For the locus on chr3:47588462-50387742 (SNP: rs9831648), genetically-predicted BMI and CRP levels were found to account for a notable proportion of the local rg between MDD and insomnia, and the association was no longer significant when adjusting for these variables (Table 8). In particular, BMI and CRP levels were able to explain a large part of the genetic variance for insomnia at this locus (47% and 44%, respectively) and the observed association between MDD and insomnia was probably due to a significant correlation between both MDD and insomnia with higher BMI (Table 7). Our results suggest that cardiometabolic traits such as increased BMI or inflammation might mediate the association between MDD and insomnia at some but not all loci associated with increased predisposition to both traits. Interestingly, a recent study including 1894 participants from the English Longitudinal Study of Ageing showed that sleep disturbances at baseline predicted depressive symptoms at eight-year follow-up [56], even when baseline depression was considered, in accordance with previous studies. In addition, high levels of the CRP inflammatory marker mediated the association between sleep disturbance and depressive symptoms in women [56], supporting the existence of a relationship between depression, cardiometabolic and sleep-related traits.
While PTSD and ADHD were included in the same cluster using the k-means algorithm, we found limited evidence or no significant association in the MR analyses in which we tested the bidirectional association between insomnia and these traits (Table S3). However, this result might be due to the relatively low number of patients included in these GWAS compared with the MDD study and the small number of genome-wide significant variants reported in the original datasets.
The identification of the molecular mechanisms underlying the association between psychiatric disorders and known comorbidities such as cardiometabolic and sleep disorders can improve our still limited understanding of the pathogenesis of psychiatric disorders. Moreover, it can also be of help to design treatment strategies aimed at reducing the impact that comorbidities exert on the clinical course of psychiatric disorders. Indeed, persistent insomnia has been shown to predict depression relapse and may contribute to poor clinical outcome [57]. The bidirectional causal association observed between MDD and insomnia using MR underlines the need of a more integrated assessment of sleep-related symptoms in patients with MDD as well as of mood symptoms in patients with sleep disorders. Indeed, based on the observed interplay between MDD, insomnia and metabolic traits, personalized treatment strategies addressing cardiometabolic and sleep disorders might benefit subgroups of patients with increased genetic predisposition to these phenotypes.
Our results should be interpreted in light of some limitations. Firstly, all identified genetic variants have small effect sizes and only explain a small part of the observed variability of the investigated traits. Secondly, we used publicly available datasets from different GWAS studies, some of which have included participants from the UK Biobank, and are thus characterized by sample overlap.

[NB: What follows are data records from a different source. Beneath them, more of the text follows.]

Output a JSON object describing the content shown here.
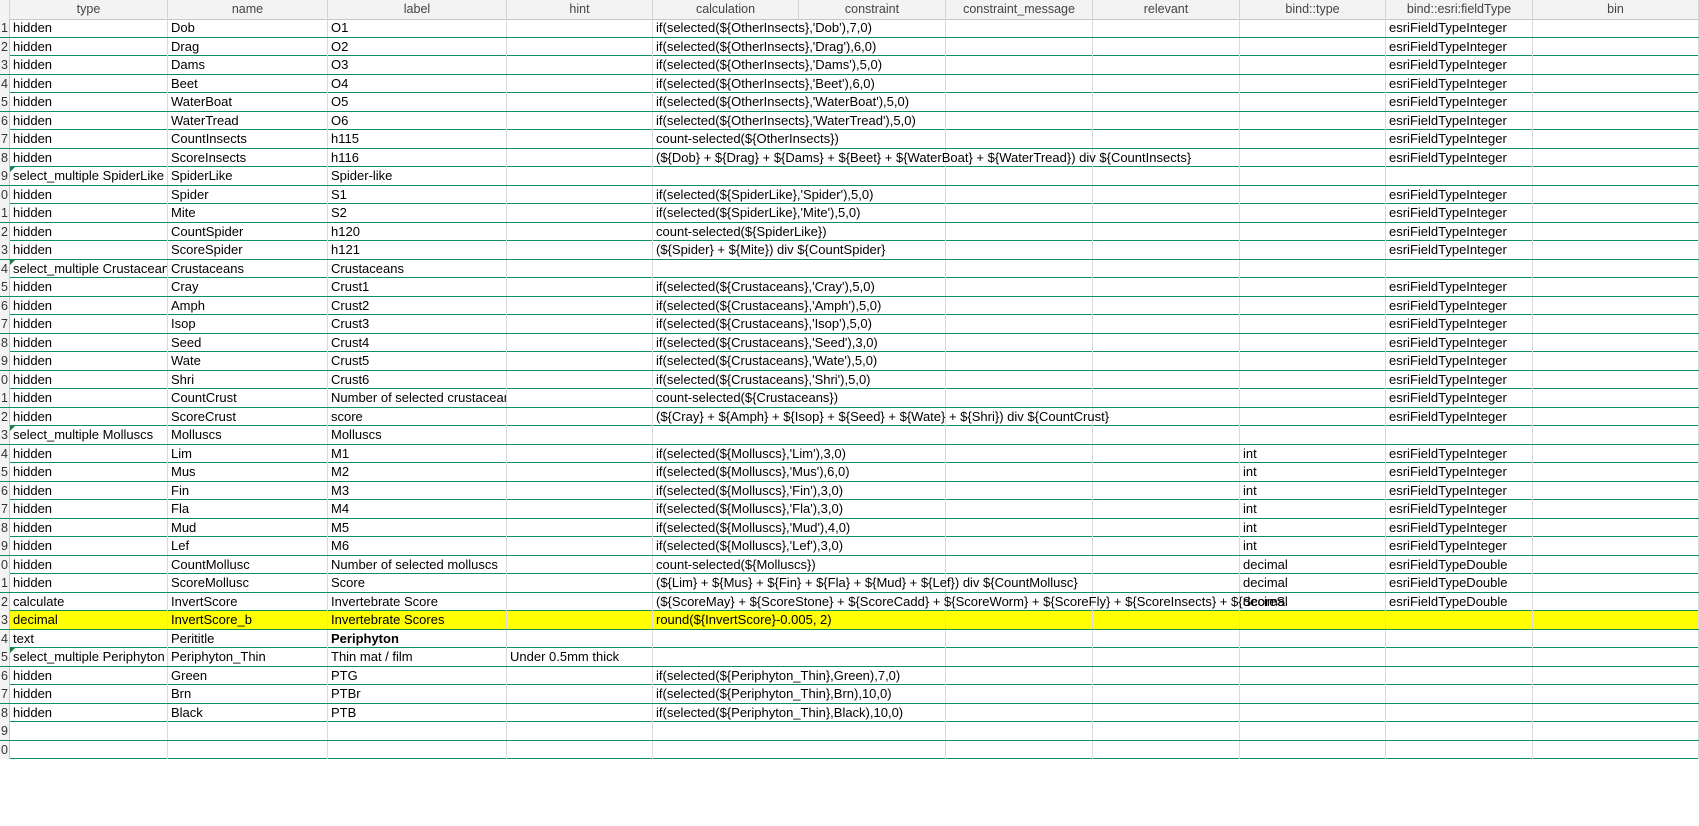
{
  "columns": [
    "",
    "type",
    "name",
    "label",
    "hint",
    "calculation",
    "constraint",
    "constraint_message",
    "relevant",
    "bind::type",
    "bind::esri:fieldType",
    "bin"
  ],
  "rows": [
    {
      "num": "1",
      "type": "hidden",
      "name": "Dob",
      "label": "O1",
      "hint": "",
      "calculation": "if(selected(${OtherInsects},'Dob'),7,0)",
      "bind_type": "",
      "field_type": "esriFieldTypeInteger"
    },
    {
      "num": "2",
      "type": "hidden",
      "name": "Drag",
      "label": "O2",
      "hint": "",
      "calculation": "if(selected(${OtherInsects},'Drag'),6,0)",
      "bind_type": "",
      "field_type": "esriFieldTypeInteger"
    },
    {
      "num": "3",
      "type": "hidden",
      "name": "Dams",
      "label": "O3",
      "hint": "",
      "calculation": "if(selected(${OtherInsects},'Dams'),5,0)",
      "bind_type": "",
      "field_type": "esriFieldTypeInteger"
    },
    {
      "num": "4",
      "type": "hidden",
      "name": "Beet",
      "label": "O4",
      "hint": "",
      "calculation": "if(selected(${OtherInsects},'Beet'),6,0)",
      "bind_type": "",
      "field_type": "esriFieldTypeInteger"
    },
    {
      "num": "5",
      "type": "hidden",
      "name": "WaterBoat",
      "label": "O5",
      "hint": "",
      "calculation": "if(selected(${OtherInsects},'WaterBoat'),5,0)",
      "bind_type": "",
      "field_type": "esriFieldTypeInteger"
    },
    {
      "num": "6",
      "type": "hidden",
      "name": "WaterTread",
      "label": "O6",
      "hint": "",
      "calculation": "if(selected(${OtherInsects},'WaterTread'),5,0)",
      "bind_type": "",
      "field_type": "esriFieldTypeInteger"
    },
    {
      "num": "7",
      "type": "hidden",
      "name": "CountInsects",
      "label": "h115",
      "hint": "",
      "calculation": "count-selected(${OtherInsects})",
      "bind_type": "",
      "field_type": "esriFieldTypeInteger"
    },
    {
      "num": "8",
      "type": "hidden",
      "name": "ScoreInsects",
      "label": "h116",
      "hint": "",
      "calculation": "(${Dob} + ${Drag} + ${Dams} + ${Beet} + ${WaterBoat} + ${WaterTread}) div ${CountInsects}",
      "bind_type": "",
      "field_type": "esriFieldTypeInteger"
    },
    {
      "num": "9",
      "type": "select_multiple SpiderLike",
      "name": "SpiderLike",
      "label": "Spider-like",
      "hint": "",
      "calculation": "",
      "bind_type": "",
      "field_type": "",
      "mark": true
    },
    {
      "num": "0",
      "type": "hidden",
      "name": "Spider",
      "label": "S1",
      "hint": "",
      "calculation": "if(selected(${SpiderLike},'Spider'),5,0)",
      "bind_type": "",
      "field_type": "esriFieldTypeInteger"
    },
    {
      "num": "1",
      "type": "hidden",
      "name": "Mite",
      "label": "S2",
      "hint": "",
      "calculation": "if(selected(${SpiderLike},'Mite'),5,0)",
      "bind_type": "",
      "field_type": "esriFieldTypeInteger"
    },
    {
      "num": "2",
      "type": "hidden",
      "name": "CountSpider",
      "label": "h120",
      "hint": "",
      "calculation": "count-selected(${SpiderLike})",
      "bind_type": "",
      "field_type": "esriFieldTypeInteger"
    },
    {
      "num": "3",
      "type": "hidden",
      "name": "ScoreSpider",
      "label": "h121",
      "hint": "",
      "calculation": "(${Spider} + ${Mite}) div ${CountSpider}",
      "bind_type": "",
      "field_type": "esriFieldTypeInteger"
    },
    {
      "num": "4",
      "type": "select_multiple Crustaceans",
      "name": "Crustaceans",
      "label": "Crustaceans",
      "hint": "",
      "calculation": "",
      "bind_type": "",
      "field_type": "",
      "mark": true
    },
    {
      "num": "5",
      "type": "hidden",
      "name": "Cray",
      "label": "Crust1",
      "hint": "",
      "calculation": "if(selected(${Crustaceans},'Cray'),5,0)",
      "bind_type": "",
      "field_type": "esriFieldTypeInteger"
    },
    {
      "num": "6",
      "type": "hidden",
      "name": "Amph",
      "label": "Crust2",
      "hint": "",
      "calculation": "if(selected(${Crustaceans},'Amph'),5,0)",
      "bind_type": "",
      "field_type": "esriFieldTypeInteger"
    },
    {
      "num": "7",
      "type": "hidden",
      "name": "Isop",
      "label": "Crust3",
      "hint": "",
      "calculation": "if(selected(${Crustaceans},'Isop'),5,0)",
      "bind_type": "",
      "field_type": "esriFieldTypeInteger"
    },
    {
      "num": "8",
      "type": "hidden",
      "name": "Seed",
      "label": "Crust4",
      "hint": "",
      "calculation": "if(selected(${Crustaceans},'Seed'),3,0)",
      "bind_type": "",
      "field_type": "esriFieldTypeInteger"
    },
    {
      "num": "9",
      "type": "hidden",
      "name": "Wate",
      "label": "Crust5",
      "hint": "",
      "calculation": "if(selected(${Crustaceans},'Wate'),5,0)",
      "bind_type": "",
      "field_type": "esriFieldTypeInteger"
    },
    {
      "num": "0",
      "type": "hidden",
      "name": "Shri",
      "label": "Crust6",
      "hint": "",
      "calculation": "if(selected(${Crustaceans},'Shri'),5,0)",
      "bind_type": "",
      "field_type": "esriFieldTypeInteger"
    },
    {
      "num": "1",
      "type": "hidden",
      "name": "CountCrust",
      "label": "Number of selected crustaceans",
      "hint": "",
      "calculation": "count-selected(${Crustaceans})",
      "bind_type": "",
      "field_type": "esriFieldTypeInteger"
    },
    {
      "num": "2",
      "type": "hidden",
      "name": "ScoreCrust",
      "label": "score",
      "hint": "",
      "calculation": "(${Cray} + ${Amph} + ${Isop} + ${Seed} + ${Wate} + ${Shri}) div ${CountCrust}",
      "bind_type": "",
      "field_type": "esriFieldTypeInteger"
    },
    {
      "num": "3",
      "type": "select_multiple Molluscs",
      "name": "Molluscs",
      "label": "Molluscs",
      "hint": "",
      "calculation": "",
      "bind_type": "",
      "field_type": "",
      "mark": true
    },
    {
      "num": "4",
      "type": "hidden",
      "name": "Lim",
      "label": "M1",
      "hint": "",
      "calculation": "if(selected(${Molluscs},'Lim'),3,0)",
      "bind_type": "int",
      "field_type": "esriFieldTypeInteger"
    },
    {
      "num": "5",
      "type": "hidden",
      "name": "Mus",
      "label": "M2",
      "hint": "",
      "calculation": "if(selected(${Molluscs},'Mus'),6,0)",
      "bind_type": "int",
      "field_type": "esriFieldTypeInteger"
    },
    {
      "num": "6",
      "type": "hidden",
      "name": "Fin",
      "label": "M3",
      "hint": "",
      "calculation": "if(selected(${Molluscs},'Fin'),3,0)",
      "bind_type": "int",
      "field_type": "esriFieldTypeInteger"
    },
    {
      "num": "7",
      "type": "hidden",
      "name": "Fla",
      "label": "M4",
      "hint": "",
      "calculation": "if(selected(${Molluscs},'Fla'),3,0)",
      "bind_type": "int",
      "field_type": "esriFieldTypeInteger"
    },
    {
      "num": "8",
      "type": "hidden",
      "name": "Mud",
      "label": "M5",
      "hint": "",
      "calculation": "if(selected(${Molluscs},'Mud'),4,0)",
      "bind_type": "int",
      "field_type": "esriFieldTypeInteger"
    },
    {
      "num": "9",
      "type": "hidden",
      "name": "Lef",
      "label": "M6",
      "hint": "",
      "calculation": "if(selected(${Molluscs},'Lef'),3,0)",
      "bind_type": "int",
      "field_type": "esriFieldTypeInteger"
    },
    {
      "num": "0",
      "type": "hidden",
      "name": "CountMollusc",
      "label": "Number of selected molluscs",
      "hint": "",
      "calculation": "count-selected(${Molluscs})",
      "bind_type": "decimal",
      "field_type": "esriFieldTypeDouble"
    },
    {
      "num": "1",
      "type": "hidden",
      "name": "ScoreMollusc",
      "label": "Score",
      "hint": "",
      "calculation": "(${Lim} + ${Mus} + ${Fin} + ${Fla} + ${Mud} + ${Lef}) div ${CountMollusc}",
      "bind_type": "decimal",
      "field_type": "esriFieldTypeDouble"
    },
    {
      "num": "2",
      "type": "calculate",
      "name": "InvertScore",
      "label": "Invertebrate Score",
      "hint": "",
      "calculation": "(${ScoreMay} + ${ScoreStone} + ${ScoreCadd} + ${ScoreWorm} + ${ScoreFly} + ${ScoreInsects} + ${ScoreS",
      "bind_type": "decimal",
      "field_type": "esriFieldTypeDouble"
    },
    {
      "num": "3",
      "type": "decimal",
      "name": "InvertScore_b",
      "label": "Invertebrate Scores",
      "hint": "",
      "calculation": "round(${InvertScore}-0.005, 2)",
      "bind_type": "",
      "field_type": "",
      "highlight": true
    },
    {
      "num": "4",
      "type": "text",
      "name": "Perititle",
      "label": "Periphyton",
      "hint": "",
      "calculation": "",
      "bind_type": "",
      "field_type": "",
      "bold_label": true
    },
    {
      "num": "5",
      "type": "select_multiple Periphyton",
      "name": "Periphyton_Thin",
      "label": "Thin mat / film",
      "hint": "Under 0.5mm thick",
      "calculation": "",
      "bind_type": "",
      "field_type": "",
      "mark": true
    },
    {
      "num": "6",
      "type": "hidden",
      "name": "Green",
      "label": "PTG",
      "hint": "",
      "calculation": "if(selected(${Periphyton_Thin},Green),7,0)",
      "bind_type": "",
      "field_type": ""
    },
    {
      "num": "7",
      "type": "hidden",
      "name": "Brn",
      "label": "PTBr",
      "hint": "",
      "calculation": "if(selected(${Periphyton_Thin},Brn),10,0)",
      "bind_type": "",
      "field_type": ""
    },
    {
      "num": "8",
      "type": "hidden",
      "name": "Black",
      "label": "PTB",
      "hint": "",
      "calculation": "if(selected(${Periphyton_Thin},Black),10,0)",
      "bind_type": "",
      "field_type": ""
    },
    {
      "num": "9",
      "type": "",
      "name": "",
      "label": "",
      "hint": "",
      "calculation": "",
      "bind_type": "",
      "field_type": ""
    },
    {
      "num": "0",
      "type": "",
      "name": "",
      "label": "",
      "hint": "",
      "calculation": "",
      "bind_type": "",
      "field_type": ""
    }
  ],
  "colors": {
    "highlight": "#ffff00",
    "row_border": "#0f8f5a",
    "comment_marker": "#1e7b45",
    "header_bg": "#f3f3f3"
  }
}
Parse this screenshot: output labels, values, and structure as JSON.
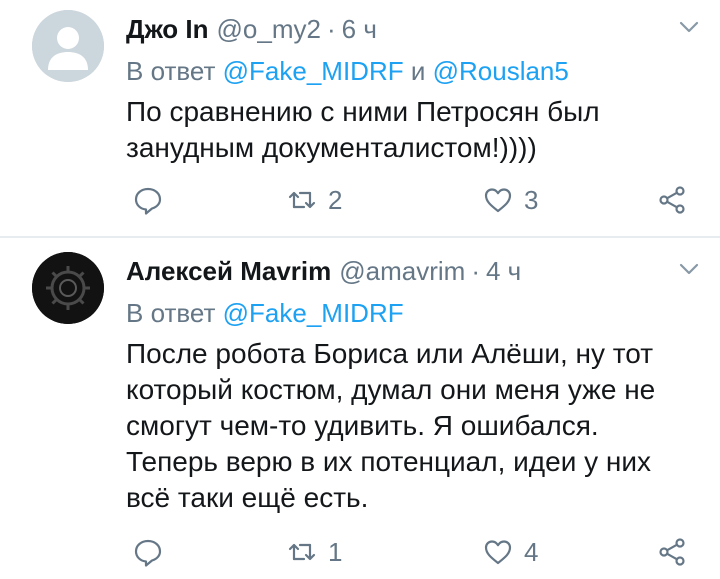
{
  "tweets": [
    {
      "name": "Джо In",
      "handle": "@o_my2",
      "dot": "·",
      "time": "6 ч",
      "reply_prefix": "В ответ",
      "mention_1": "@Fake_MIDRF",
      "reply_joiner": "и",
      "mention_2": "@Rouslan5",
      "text": "По сравнению с ними Петросян был занудным документалистом!))))",
      "retweets": "2",
      "likes": "3"
    },
    {
      "name": "Алексей Mavrim",
      "handle": "@amavrim",
      "dot": "·",
      "time": "4 ч",
      "reply_prefix": "В ответ",
      "mention_1": "@Fake_MIDRF",
      "text": "После робота Бориса или Алёши, ну тот который костюм, думал они меня уже не смогут чем-то удивить. Я ошибался. Теперь верю в их потенциал, идеи у них всё таки ещё есть.",
      "retweets": "1",
      "likes": "4"
    }
  ],
  "colors": {
    "accent": "#1da1f2",
    "secondary_text": "#657786",
    "primary_text": "#14171a",
    "divider": "#e6ecf0"
  },
  "icons": [
    "chevron-down-icon",
    "reply-icon",
    "retweet-icon",
    "heart-icon",
    "share-icon",
    "default-avatar-icon",
    "gear-avatar-icon"
  ]
}
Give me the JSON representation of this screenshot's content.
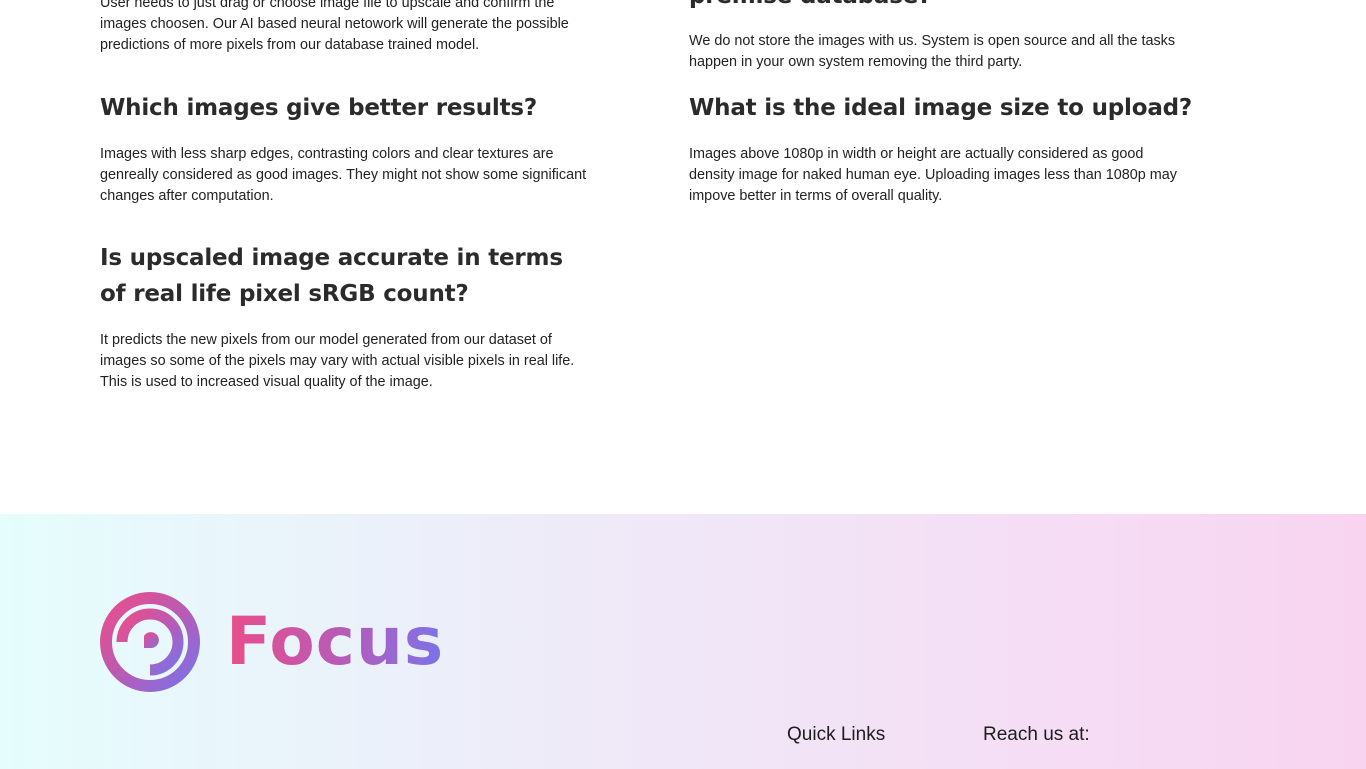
{
  "faq": {
    "left": [
      {
        "question": "",
        "answer": "User needs to just drag or choose image file to upscale and confirm the images choosen. Our AI based neural netowork will generate the possible predictions of more pixels from our database trained model."
      },
      {
        "question": "Which images give better results?",
        "answer": "Images with less sharp edges, contrasting colors and clear textures are genreally considered as good images. They might not show some significant changes after computation."
      },
      {
        "question": "Is upscaled image accurate in terms of real life pixel sRGB count?",
        "answer": "It predicts the new pixels from our model generated from our dataset of images so some of the pixels may vary with actual visible pixels in real life. This is used to increased visual quality of the image."
      }
    ],
    "right": [
      {
        "question": "premise database?",
        "answer": "We do not store the images with us. System is open source and all the tasks happen in your own system removing the third party."
      },
      {
        "question": "What is the ideal image size to upload?",
        "answer": "Images above 1080p in width or height are actually considered as good density image for naked human eye. Uploading images less than 1080p may impove better in terms of overall quality."
      }
    ]
  },
  "footer": {
    "logo_text": "Focus",
    "logo_icon": "focus-ring-logo-icon",
    "quick_links_heading": "Quick Links",
    "reach_us_heading": "Reach us at:",
    "gradient_start": "#e5fdfd",
    "gradient_end": "#f8d4f1",
    "brand_pink": "#ec4d8a",
    "brand_violet": "#7a73ea"
  }
}
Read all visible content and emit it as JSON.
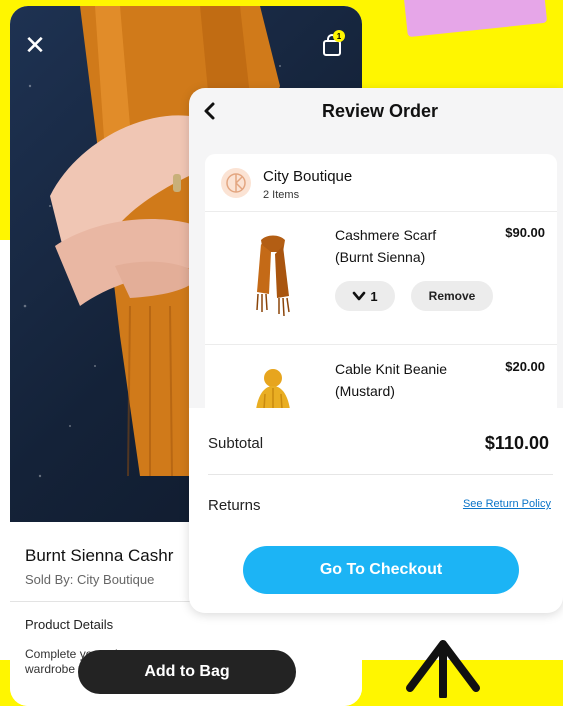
{
  "colors": {
    "background": "#FFF600",
    "accent": "#1CB4F5",
    "dark_button": "#232323"
  },
  "product": {
    "close_icon": "close-icon",
    "bag_icon": "shopping-bag-icon",
    "bag_badge": "1",
    "title": "Burnt Sienna Cashr",
    "seller": "Sold By: City Boutique",
    "details_heading": "Product Details",
    "description": "Complete your winter wardrobe with the k comfy ca",
    "add_to_bag": "Add to Bag"
  },
  "review_order": {
    "title": "Review Order",
    "back_icon": "chevron-left-icon",
    "store": {
      "name": "City Boutique",
      "items_count": "2 Items"
    },
    "items": [
      {
        "name": "Cashmere Scarf (Burnt Sienna)",
        "price": "$90.00",
        "quantity": "1",
        "remove_label": "Remove"
      },
      {
        "name": "Cable Knit Beanie (Mustard)",
        "price": "$20.00"
      }
    ],
    "subtotal_label": "Subtotal",
    "subtotal_value": "$110.00",
    "returns_label": "Returns",
    "return_policy_link": "See Return Policy",
    "checkout_label": "Go To Checkout"
  }
}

While some of the methods we used are robust to sample overlap (e.g., the local genetic correlation analysis conducted with LAVA, in which all analyses were adjusted based on the computed sample overlap matrix), it cannot be excluded that this factor might have at least partly affected our results.
In conclusion, using the k-means clustering machine learning algorithm based on cross-trait genetic correlation, we identified a cluster including insomnia and the psychiatric disorders MDD, PTSD and ADHD. We confirmed the existence of a bidirectional association between MDD and insomnia using MR and outlined loci characterized by a significant local genetic correlation which was either found to be specific for MDD and insomnia or mediated by increased genetically predicted BMI and CRP levels. The identified loci, some of which were found to affect the brain expression of different RNAs in brain regions, might be further investigated as regards to their potential role as drug targets or to develop improved treatment approaches.

Supplementary Materials

The following supporting information can be downloaded at: https://www.mdpi.com/article/10.3390/a15110409/s1, Table S1: GWAS datasets included in the analyses; Table S2: Complete table of genetic correlations between psychiatric and metabolic or sleep traits, significant after multiple testing adjustment based on the number of tests (n = 120); Table S3: Mendelian randomization analysis between insomnia and ADHD, ASD and PTSD; Table S4: Mendelian randomization analysis between insomnia and ADHD, ASD and PTSD; Table S5: Mendelian randomization analyses between MDD (exposure) and insomnia (outcome) using 70 IVs; Table S6: Results of mendelian randomization single-SNP tests between MDD (exposure) and insomnia (outcome) using 70 IVs; Table S7: Mendelian randomization analyses between MDD (exposure) and insomnia (outcome) using 69 IVs; Table S8: Results of mendelian randomization single-SNP tests between MDD (exposure) and insomnia (outcome) using 69 IVs; Table S9: Mendelian randomization analyses between insomnia (exposure) and MDD (outcome) using 81 IVs; Table S10: Results of MR single-SNP tests between insomnia (exposure) and MDD (outcome) using 81 IVs; Table S11: Mendelian randomization analyses between insomnia (exposure) and MDD (outcome) using 223 IVs; Table S12: Results of MR single-SNP tests between insomnia (exposure) and MDD (outcome) using 223 IVs.

Author Contributions

Conceptualization, G.Z. and C.P.; methodology, G.Z. and C.P.; formal analysis, G.Z. and C.P.; writing—original draft preparation, G.Z.; writing—review and editing, C.C. and C.P.; supervision, C.C. and C.P. All authors have read and agreed to the published version of the manuscript.

Funding

This research received no external funding.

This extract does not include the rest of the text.